Le Mexique n’a jamais perdu un match de Coupe du monde à l’Estadio Azteca : huit victoires, deux nuls. Une invincibilité qui pèse sur les épaules adverses dès la sortie du tunnel. S’il parvient à garder sa cage inviolée encore une fois, El Tri deviendra seulement la deuxième équipe de l’histoire à enchaîner cinq clean sheets pour débuter une édition, égalant l’Italie de 1990.
En face, l’Angleterre s’appuie sur son propre totem : Harry Kane. Cinq buts dans ce tournoi, 13 au total en Coupe du monde, un statut de meilleur buteur de l’histoire de son pays dans la compétition. Il n’a besoin que d’une demi-occasion pour renverser un scénario. C’est précisément ce genre de joueur qui met à l’épreuve une défense jusque-là parfaite.
Historiquement, le duel penche lourdement en faveur des Anglais. Deux confrontations recensées, toutes deux amicales, toutes deux en Angleterre : 3-1 en 2010, 4-0 en 2001. Sept buts marqués, un seul encaissé. Et une série en cours de quatre victoires consécutives contre le Mexique, toutes compétitions confondues, depuis 1986.
Mais cette fois, le décor a changé. Ce n’est plus Wembley. C’est l’Azteca, plein à craquer, avec un Mexique qui vient de survoler son groupe, terminer premier de la poule A, puis dominer l’Équateur. L’Angleterre a bien fini en tête du groupe L, mais ici, la hiérarchie statistique se heurte au poids du climat, de l’altitude, du bruit.
Deux identités, un seul passage pour les quarts
Ce huitième de finale oppose deux visions du jeu.
L’Angleterre de Tuchel aime tenir le ballon, imposer un jeu de possession lourd, méthodique, structuré. Le Mexique d’Aguirre préfère les transitions rapides, l’intensité, les courses vers l’avant, l’attaque directe.
D’un côté, une équipe qui doit rester compacte pendant 90 minutes, voire plus, sous peine d’exploser dès qu’elle se relâche comme face à la RD Congo. De l’autre, une sélection qui n’a encore jamais été réellement bousculée dans ce tournoi, mais qui affronte pour la première fois un finisseur du calibre de Kane, capable de détruire quatre matches parfaits en un geste.

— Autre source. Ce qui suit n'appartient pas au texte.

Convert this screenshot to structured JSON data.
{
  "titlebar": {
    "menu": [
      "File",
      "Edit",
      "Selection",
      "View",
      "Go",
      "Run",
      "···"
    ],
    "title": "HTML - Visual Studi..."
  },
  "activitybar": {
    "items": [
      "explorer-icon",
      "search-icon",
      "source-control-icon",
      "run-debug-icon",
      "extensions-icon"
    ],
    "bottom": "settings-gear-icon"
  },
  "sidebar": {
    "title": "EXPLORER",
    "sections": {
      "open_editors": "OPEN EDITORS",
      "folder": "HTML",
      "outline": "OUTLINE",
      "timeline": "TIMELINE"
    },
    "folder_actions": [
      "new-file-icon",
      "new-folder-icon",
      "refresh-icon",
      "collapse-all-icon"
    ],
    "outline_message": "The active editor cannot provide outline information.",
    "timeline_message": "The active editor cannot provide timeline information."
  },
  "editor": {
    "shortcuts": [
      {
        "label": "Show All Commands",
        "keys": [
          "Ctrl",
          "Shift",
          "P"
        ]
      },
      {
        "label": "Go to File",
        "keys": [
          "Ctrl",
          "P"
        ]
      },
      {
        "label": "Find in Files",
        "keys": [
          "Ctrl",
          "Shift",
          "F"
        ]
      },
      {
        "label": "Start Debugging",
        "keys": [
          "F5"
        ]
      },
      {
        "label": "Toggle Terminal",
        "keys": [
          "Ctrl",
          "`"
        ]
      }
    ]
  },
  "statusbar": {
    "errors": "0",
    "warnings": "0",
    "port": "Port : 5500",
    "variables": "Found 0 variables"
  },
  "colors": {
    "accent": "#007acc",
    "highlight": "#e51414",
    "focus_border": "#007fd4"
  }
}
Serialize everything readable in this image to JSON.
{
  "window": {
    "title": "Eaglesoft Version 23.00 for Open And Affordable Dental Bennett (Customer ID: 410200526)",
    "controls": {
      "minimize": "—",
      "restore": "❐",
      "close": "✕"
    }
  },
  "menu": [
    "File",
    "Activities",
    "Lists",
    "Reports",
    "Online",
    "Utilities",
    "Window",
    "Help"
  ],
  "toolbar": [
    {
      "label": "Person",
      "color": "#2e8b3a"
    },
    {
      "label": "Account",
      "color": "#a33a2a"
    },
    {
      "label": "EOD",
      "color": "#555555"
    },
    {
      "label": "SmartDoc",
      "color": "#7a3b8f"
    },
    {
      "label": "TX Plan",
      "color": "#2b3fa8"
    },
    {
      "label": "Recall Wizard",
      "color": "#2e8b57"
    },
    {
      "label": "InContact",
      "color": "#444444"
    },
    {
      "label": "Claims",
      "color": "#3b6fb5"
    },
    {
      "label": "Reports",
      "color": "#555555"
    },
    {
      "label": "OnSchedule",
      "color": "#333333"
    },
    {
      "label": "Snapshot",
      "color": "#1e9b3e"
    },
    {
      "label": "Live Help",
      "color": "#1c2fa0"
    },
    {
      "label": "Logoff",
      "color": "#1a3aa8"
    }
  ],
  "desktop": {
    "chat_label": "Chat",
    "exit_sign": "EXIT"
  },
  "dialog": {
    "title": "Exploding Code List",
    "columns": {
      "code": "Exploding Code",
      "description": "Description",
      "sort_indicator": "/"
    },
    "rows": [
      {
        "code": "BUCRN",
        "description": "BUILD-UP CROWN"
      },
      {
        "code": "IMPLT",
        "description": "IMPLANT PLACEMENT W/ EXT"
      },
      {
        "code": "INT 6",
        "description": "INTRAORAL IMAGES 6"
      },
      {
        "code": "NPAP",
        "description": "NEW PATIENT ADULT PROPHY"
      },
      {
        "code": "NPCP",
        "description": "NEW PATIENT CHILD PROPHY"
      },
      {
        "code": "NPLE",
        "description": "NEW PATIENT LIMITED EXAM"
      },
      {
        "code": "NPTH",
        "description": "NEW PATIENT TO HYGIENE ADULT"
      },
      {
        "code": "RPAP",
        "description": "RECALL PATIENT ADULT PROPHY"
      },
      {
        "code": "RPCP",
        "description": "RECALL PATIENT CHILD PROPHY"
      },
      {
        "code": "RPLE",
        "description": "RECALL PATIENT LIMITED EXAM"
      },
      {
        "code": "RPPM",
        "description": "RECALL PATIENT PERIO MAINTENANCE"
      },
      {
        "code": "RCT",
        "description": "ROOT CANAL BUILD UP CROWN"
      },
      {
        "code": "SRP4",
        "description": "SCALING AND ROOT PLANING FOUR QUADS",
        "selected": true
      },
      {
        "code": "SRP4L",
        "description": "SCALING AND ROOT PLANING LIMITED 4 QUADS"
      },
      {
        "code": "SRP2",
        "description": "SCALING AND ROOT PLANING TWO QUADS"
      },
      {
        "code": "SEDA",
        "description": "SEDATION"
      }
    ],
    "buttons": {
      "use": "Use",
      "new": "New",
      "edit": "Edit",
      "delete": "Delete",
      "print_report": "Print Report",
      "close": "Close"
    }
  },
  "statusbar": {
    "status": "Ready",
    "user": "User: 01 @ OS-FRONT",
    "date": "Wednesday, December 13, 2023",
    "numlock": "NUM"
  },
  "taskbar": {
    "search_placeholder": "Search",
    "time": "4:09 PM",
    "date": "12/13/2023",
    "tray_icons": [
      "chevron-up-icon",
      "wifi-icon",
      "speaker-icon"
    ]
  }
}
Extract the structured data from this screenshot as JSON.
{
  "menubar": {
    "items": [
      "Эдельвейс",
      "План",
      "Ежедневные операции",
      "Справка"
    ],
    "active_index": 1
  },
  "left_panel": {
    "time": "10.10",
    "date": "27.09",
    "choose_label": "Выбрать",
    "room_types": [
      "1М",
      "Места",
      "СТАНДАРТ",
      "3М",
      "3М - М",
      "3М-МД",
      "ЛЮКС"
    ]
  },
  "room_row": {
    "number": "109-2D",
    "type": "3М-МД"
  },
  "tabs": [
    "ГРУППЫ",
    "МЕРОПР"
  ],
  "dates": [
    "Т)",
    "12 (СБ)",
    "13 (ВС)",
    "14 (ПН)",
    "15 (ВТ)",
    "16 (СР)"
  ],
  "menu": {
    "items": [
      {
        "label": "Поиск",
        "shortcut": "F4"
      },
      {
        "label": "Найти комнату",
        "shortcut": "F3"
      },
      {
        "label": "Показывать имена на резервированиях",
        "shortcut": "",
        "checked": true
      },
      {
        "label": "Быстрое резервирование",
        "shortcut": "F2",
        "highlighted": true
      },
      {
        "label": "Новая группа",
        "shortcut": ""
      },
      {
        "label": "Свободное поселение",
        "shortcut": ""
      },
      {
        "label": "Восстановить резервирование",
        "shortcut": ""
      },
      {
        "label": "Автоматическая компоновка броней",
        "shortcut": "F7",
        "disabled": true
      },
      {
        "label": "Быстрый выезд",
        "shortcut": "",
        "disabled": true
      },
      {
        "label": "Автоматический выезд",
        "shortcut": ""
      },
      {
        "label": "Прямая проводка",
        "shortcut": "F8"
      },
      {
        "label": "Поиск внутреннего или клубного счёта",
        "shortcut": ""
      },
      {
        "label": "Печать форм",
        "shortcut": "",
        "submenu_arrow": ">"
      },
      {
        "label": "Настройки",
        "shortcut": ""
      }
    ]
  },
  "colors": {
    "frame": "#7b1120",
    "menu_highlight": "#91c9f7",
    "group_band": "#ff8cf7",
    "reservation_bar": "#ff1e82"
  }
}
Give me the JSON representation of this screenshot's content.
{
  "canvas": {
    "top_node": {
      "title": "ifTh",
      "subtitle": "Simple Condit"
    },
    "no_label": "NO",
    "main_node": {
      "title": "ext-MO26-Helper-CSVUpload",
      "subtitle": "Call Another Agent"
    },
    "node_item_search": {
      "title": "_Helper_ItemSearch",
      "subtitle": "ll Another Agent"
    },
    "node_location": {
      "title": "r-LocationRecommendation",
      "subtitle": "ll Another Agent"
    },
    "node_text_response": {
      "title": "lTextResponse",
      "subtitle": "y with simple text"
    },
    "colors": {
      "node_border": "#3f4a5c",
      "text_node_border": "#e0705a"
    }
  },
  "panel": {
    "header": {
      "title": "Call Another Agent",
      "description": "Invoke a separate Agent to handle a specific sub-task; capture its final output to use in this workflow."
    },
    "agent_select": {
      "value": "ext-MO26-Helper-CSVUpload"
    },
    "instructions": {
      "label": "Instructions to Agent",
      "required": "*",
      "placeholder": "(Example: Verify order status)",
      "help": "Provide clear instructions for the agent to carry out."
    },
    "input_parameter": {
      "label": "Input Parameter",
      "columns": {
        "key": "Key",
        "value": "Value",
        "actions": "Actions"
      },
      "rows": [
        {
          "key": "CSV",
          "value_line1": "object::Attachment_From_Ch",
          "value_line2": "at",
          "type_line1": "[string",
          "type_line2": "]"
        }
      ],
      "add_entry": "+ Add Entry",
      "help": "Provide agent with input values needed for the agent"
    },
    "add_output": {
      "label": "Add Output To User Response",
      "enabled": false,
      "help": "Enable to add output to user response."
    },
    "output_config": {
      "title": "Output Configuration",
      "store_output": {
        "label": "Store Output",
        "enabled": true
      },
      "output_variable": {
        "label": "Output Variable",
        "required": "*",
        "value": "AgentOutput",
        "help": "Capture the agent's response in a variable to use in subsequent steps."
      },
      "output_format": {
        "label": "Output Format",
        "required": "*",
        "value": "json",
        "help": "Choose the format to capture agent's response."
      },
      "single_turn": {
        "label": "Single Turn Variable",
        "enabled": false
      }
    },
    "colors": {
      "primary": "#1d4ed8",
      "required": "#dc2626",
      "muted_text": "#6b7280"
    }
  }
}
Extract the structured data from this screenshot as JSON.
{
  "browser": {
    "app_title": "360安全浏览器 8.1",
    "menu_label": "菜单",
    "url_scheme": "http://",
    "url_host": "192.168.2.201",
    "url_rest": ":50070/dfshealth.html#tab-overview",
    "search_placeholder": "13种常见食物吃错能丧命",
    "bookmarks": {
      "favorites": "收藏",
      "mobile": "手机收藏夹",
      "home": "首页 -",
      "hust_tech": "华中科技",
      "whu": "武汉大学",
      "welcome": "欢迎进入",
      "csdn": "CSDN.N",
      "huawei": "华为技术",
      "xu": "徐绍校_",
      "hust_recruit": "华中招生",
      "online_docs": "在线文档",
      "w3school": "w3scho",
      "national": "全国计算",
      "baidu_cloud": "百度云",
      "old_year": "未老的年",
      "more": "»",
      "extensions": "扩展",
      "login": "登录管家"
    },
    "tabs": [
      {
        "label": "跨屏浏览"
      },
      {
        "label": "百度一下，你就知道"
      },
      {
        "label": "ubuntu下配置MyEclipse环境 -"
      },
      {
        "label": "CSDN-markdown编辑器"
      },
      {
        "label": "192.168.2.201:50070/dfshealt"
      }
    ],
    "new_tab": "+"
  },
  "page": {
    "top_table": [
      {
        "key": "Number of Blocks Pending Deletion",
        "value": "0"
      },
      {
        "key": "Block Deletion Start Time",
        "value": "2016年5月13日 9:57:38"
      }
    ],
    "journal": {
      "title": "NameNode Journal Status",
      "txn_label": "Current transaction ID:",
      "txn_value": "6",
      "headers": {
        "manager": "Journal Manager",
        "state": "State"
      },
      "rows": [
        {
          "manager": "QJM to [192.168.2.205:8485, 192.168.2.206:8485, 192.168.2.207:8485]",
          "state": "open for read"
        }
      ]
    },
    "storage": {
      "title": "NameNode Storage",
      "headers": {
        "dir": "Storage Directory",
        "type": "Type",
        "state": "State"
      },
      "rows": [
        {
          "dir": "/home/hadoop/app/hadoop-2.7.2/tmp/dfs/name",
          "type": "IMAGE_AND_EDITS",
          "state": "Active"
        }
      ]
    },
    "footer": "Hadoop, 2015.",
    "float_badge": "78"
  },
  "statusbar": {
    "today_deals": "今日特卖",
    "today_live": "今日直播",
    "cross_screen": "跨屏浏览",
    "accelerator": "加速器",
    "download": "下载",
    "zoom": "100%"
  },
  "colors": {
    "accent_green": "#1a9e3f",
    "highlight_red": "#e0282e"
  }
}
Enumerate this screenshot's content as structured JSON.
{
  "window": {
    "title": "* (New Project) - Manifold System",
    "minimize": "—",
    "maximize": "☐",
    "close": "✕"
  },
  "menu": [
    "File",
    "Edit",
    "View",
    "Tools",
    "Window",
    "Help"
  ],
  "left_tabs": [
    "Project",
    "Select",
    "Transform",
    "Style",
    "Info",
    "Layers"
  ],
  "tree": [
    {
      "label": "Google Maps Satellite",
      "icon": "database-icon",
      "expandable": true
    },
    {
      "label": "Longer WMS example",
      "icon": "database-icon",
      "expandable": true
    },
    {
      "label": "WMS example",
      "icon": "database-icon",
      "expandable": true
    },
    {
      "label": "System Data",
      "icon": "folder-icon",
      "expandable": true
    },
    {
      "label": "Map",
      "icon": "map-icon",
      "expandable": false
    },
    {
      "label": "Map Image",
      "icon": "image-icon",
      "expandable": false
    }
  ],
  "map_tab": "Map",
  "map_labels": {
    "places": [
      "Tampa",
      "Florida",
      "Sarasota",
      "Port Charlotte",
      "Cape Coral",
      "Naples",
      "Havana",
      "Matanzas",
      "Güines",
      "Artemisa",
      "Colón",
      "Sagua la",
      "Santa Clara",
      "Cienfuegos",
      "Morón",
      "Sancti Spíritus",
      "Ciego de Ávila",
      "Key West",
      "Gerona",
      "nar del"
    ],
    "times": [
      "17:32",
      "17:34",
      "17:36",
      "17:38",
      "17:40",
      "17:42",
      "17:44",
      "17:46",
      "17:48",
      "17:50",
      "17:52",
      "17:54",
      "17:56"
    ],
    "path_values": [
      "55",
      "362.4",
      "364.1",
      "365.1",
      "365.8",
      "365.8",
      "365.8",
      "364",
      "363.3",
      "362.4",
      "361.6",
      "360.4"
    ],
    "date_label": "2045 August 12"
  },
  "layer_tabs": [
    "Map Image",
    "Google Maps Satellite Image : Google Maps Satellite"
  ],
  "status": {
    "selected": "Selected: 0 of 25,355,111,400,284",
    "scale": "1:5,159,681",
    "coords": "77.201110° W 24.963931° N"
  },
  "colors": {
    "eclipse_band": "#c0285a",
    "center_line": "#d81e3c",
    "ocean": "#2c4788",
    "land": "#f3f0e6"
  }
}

Tout se jouera sur quelques détails : la gestion des efforts, la lucidité dans les dernières minutes, la capacité à garder la tête froide quand le stade semblera vibrer sous les crampons. Le Mexique peut-il transformer son Azteca en rempart infranchissable une fois de plus ? Ou l’Angleterre est-elle prête à gravir son Everest et faire taire l’un des stades les plus bruyants de la planète ?
La réponse ne tiendra peut-être qu’à une frappe, un duel aérien, un ballon mal renvoyé. À ce niveau, c’est souvent là que se décide un Mondial.